Resume Mistakes: 32 You Are Possibly Making
Every week I see a new post about resume mistakes. Some have five tips, others have seven, one I saw listed twenty-two and another author labeled their mistakes as “Mega”! This particular post, on Business Insider, was apparently so important or popular that they published and re-published it nine times over a three year period.
Your resume won’t get you a job. Your resume may get you a phone screen or a video interview and on the basis of those maybe a face to face but on average a recruiter won’t spend more than a minute looking at your resume. Some may invest only six seconds. Getting your resume right is imperative because the slightest misstep may cause the overworked recruiter to pitch your crumpled up resume through the basketball hoop suction cupped above their waste bin. I’ve looked at numerous posts and compiled the many mistakes you need to avoid. Take a deep breath. Here we go.
- You didn’t write a summary statement – Write one and customize it to each job position.
- Your resume is too fancy/stylized – Fancy fonts and colors don’t make you look smarter.
- You put in too much irrelevant content – Don’t tell me you are a hard worker, show through your work history how you were a hard worker.
- Your descriptions are vague – “Highly organized, go getter, best of breed professional.” Huh?
- You massacred your grammar/spelling – Instant rejection.
- You wrote a novel – One page preferred but no more than two.
- You forgot to attach it to the email – Not exactly a resume mistake but this happens often.
- You revealed confidential information about your past employer – Don’t betray anyone!
- You lied!!! – Even a small fib can hurt you.
- You wrote long paragraphs rather than bullet points – Keep it punchy!
- You are listing the successes of your team, not your own – What are your individual accomplishments?
- You used a bunch of technical jargon – We all know that flux capacitors are not real. You aren’t fooling anyone.
- You put “references available upon request” – Don’t waste space by putting this. The employer already knows that everyone can provide references.

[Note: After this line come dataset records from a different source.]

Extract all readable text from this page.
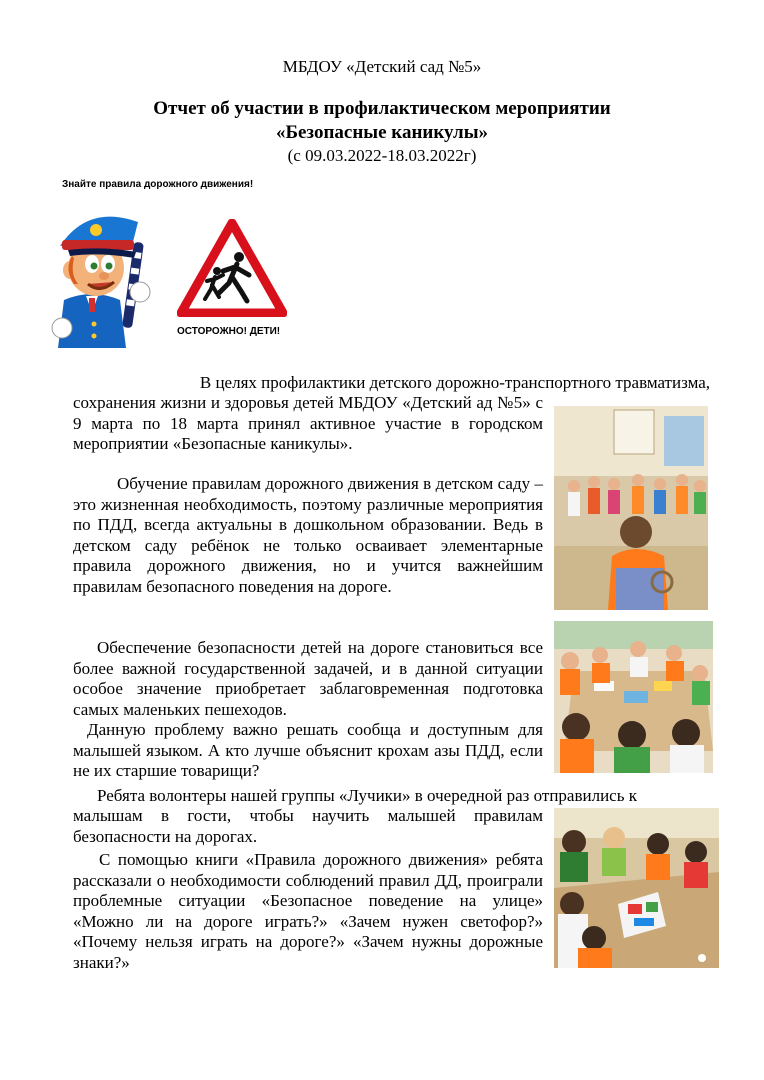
МБДОУ «Детский сад №5»
Отчет об участии в профилактическом мероприятии
«Безопасные каникулы»
(с 09.03.2022-18.03.2022г)
Знайте правила дорожного движения!
ОСТОРОЖНО! ДЕТИ!
В целях профилактики детского дорожно-транспортного травматизма,
сохранения жизни и здоровья детей МБДОУ «Детский ад №5» с 9 марта по 18 марта принял активное участие в городском мероприятии «Безопасные каникулы».
Обучение правилам дорожного движения в детском саду – это жизненная необходимость, поэтому различные мероприятия по ПДД, всегда актуальны в дошкольном образовании. Ведь в детском саду ребёнок не только осваивает элементарные правила дорожного движения, но и учится важнейшим правилам безопасного поведения на дороге.
Обеспечение безопасности детей на дороге становиться все более важной государственной задачей, и в данной ситуации особое значение приобретает заблаговременная подготовка самых маленьких пешеходов.
Данную проблему важно решать сообща и доступным для малышей языком. А кто лучше объяснит крохам азы ПДД, если не их старшие товарищи?
Ребята волонтеры нашей группы «Лучики» в очередной раз отправились к
малышам в гости, чтобы научить малышей правилам безопасности на дорогах.
С помощью книги «Правила дорожного движения» ребята рассказали о необходимости соблюдений правил ДД, проиграли проблемные ситуации «Безопасное поведение на улице» «Можно ли на дороге играть?» «Зачем нужен светофор?» «Почему нельзя играть на дороге?» «Зачем нужны дорожные знаки?»
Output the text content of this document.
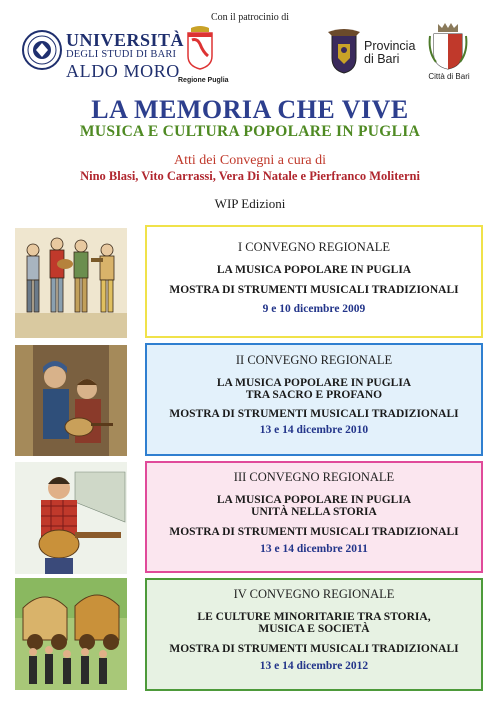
Con il patrocinio di
UNIVERSITÀ
DEGLI STUDI DI BARI
ALDO MORO
Regione Puglia
Provincia
di Bari
Città di Bari
LA MEMORIA CHE VIVE
MUSICA E CULTURA POPOLARE IN PUGLIA
Atti dei Convegni a cura di
Nino Blasi, Vito Carrassi, Vera Di Natale e Pierfranco Moliterni
WIP Edizioni
I CONVEGNO REGIONALE
LA MUSICA POPOLARE IN PUGLIA
MOSTRA DI STRUMENTI MUSICALI TRADIZIONALI
9 e 10 dicembre 2009
II CONVEGNO REGIONALE
LA MUSICA POPOLARE IN PUGLIA
TRA SACRO E PROFANO
MOSTRA DI STRUMENTI MUSICALI TRADIZIONALI
13 e 14 dicembre 2010
III CONVEGNO REGIONALE
LA MUSICA POPOLARE IN PUGLIA
UNITÀ NELLA STORIA
MOSTRA DI STRUMENTI MUSICALI TRADIZIONALI
13 e 14 dicembre 2011
IV CONVEGNO REGIONALE
LE CULTURE MINORITARIE TRA STORIA,
MUSICA E SOCIETÀ
MOSTRA DI STRUMENTI MUSICALI TRADIZIONALI
13 e 14 dicembre 2012
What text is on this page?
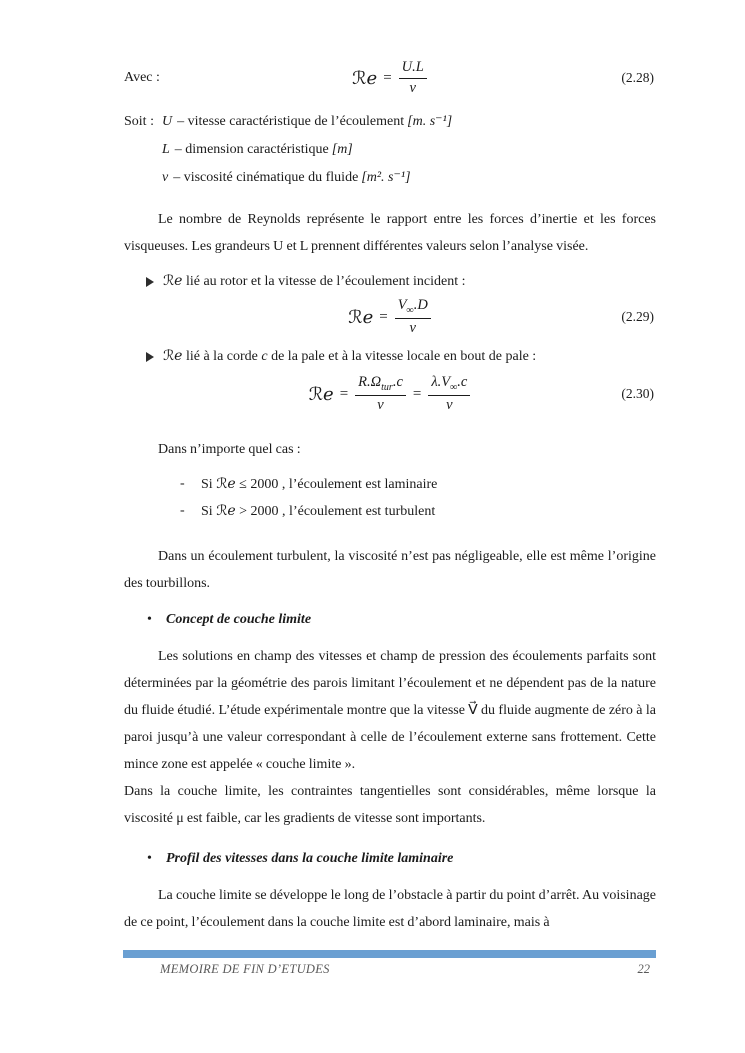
Avec :	ℛe = $\frac{U.L}{v}$	(2.28)
Soit : U – vitesse caractéristique de l’écoulement [m. s⁻¹]
L – dimension caractéristique [m]
v – viscosité cinématique du fluide [m². s⁻¹]

Le nombre de Reynolds représente le rapport entre les forces d’inertie et les forces visqueuses. Les grandeurs U et L prennent différentes valeurs selon l’analyse visée.

ℛe lié au rotor et la vitesse de l’écoulement incident :
ℛe = $\frac{V_\infty.D}{v}$	(2.29)
ℛe lié à la corde c de la pale et à la vitesse locale en bout de pale :
ℛe = $\frac{R.\Omega_{tur}.c}{v} = \frac{\lambda.V_\infty.c}{v}$	(2.30)

Dans n’importe quel cas :

-	Si ℛe ≤ 2000 , l’écoulement est laminaire
-	Si ℛe > 2000 , l’écoulement est turbulent

Dans un écoulement turbulent, la viscosité n’est pas négligeable, elle est même l’origine des tourbillons.

•	Concept de couche limite

Les solutions en champ des vitesses et champ de pression des écoulements parfaits sont déterminées par la géométrie des parois limitant l’écoulement et ne dépendent pas de la nature du fluide étudié. L’étude expérimentale montre que la vitesse V⃗ du fluide augmente de zéro à la paroi jusqu’à une valeur correspondant à celle de l’écoulement externe sans frottement. Cette mince zone est appelée « couche limite ».

Dans la couche limite, les contraintes tangentielles sont considérables, même lorsque la viscosité μ est faible, car les gradients de vitesse sont importants.

•	Profil des vitesses dans la couche limite laminaire

La couche limite se développe le long de l’obstacle à partir du point d’arrêt. Au voisinage de ce point, l’écoulement dans la couche limite est d’abord laminaire, mais à

MEMOIRE DE FIN D’ETUDES	22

- You included every job you ever had – Your lifeguarding duties twenty-five years ago are unnecessary….unless of course you are still trying to be a lifeguard.
- You didn’t use any action verbs – Don’t say “Responsible for balancing the budget” say instead, “Balanced the budget.”
- You used the same verbs over and over – Mix it up!
- You put in the incorrect contact information – If the recruiter calls you and gets someone else’s voicemail your resume will be slam dunked into the trash.
- You listed your references on the resume – Again, save the space.
- You left out dates – Recruiters need to know when and how long you worked at each location.
- You used an inappropriate email address – Hockeystud12@hotmail.com is not cool. Also complicated email addresses are annoying and are more prone to being keyed incorrectly such as email@example.com Keep your address simple!
- You included a picture of yourself – The employer doesn’t want a picture of you at this stage because if they reject you, they don’t want you to think they have done so based on your picture. In other words they don’t want to be accused of discrimination.
- You left out the URL to your professional online profile – They will look online if they want to discreetly discriminate against you. Oh, and Facebook does not count as a professional online profile.
- You embedded tables, images and charts – Don’t waste your space or the mere six seconds you may have.
- Your resume and your online profile don’t relate to one another – Your work history should be consistent all around.
- You left out relevant keywords – Resume scanning software will kick you out without relevant keywords.
- You put your work history in chronological order – Most recent experience first please!
- You didn’t include your relevant hobbies – Dungeons & Dragons is not a relevant hobby when applying for a boat captain position however sailing would be appropriate.
- You included skills that most job seekers already have – Having good communication skills means simply that you know how to read and write.
- You wrote in the third person or used pronouns like “I” – Everyone knows who is writing the resume.
- You used lazy words like “etc.” – “Extensive knowledge of Banking, Finance, etc.” – So I read your resume and yada, yada, yada, we hired someone else.
- You included party pictures – Pictures of you drinking don’t make a good impression.
- You listed your spouse as a reference – Also not appropriate are your children, grandparents, 1st grade teacher or pets.
Your resume is your opening salvo to finding a new job. These tips will at least help you aim and give you the right range. Good luck!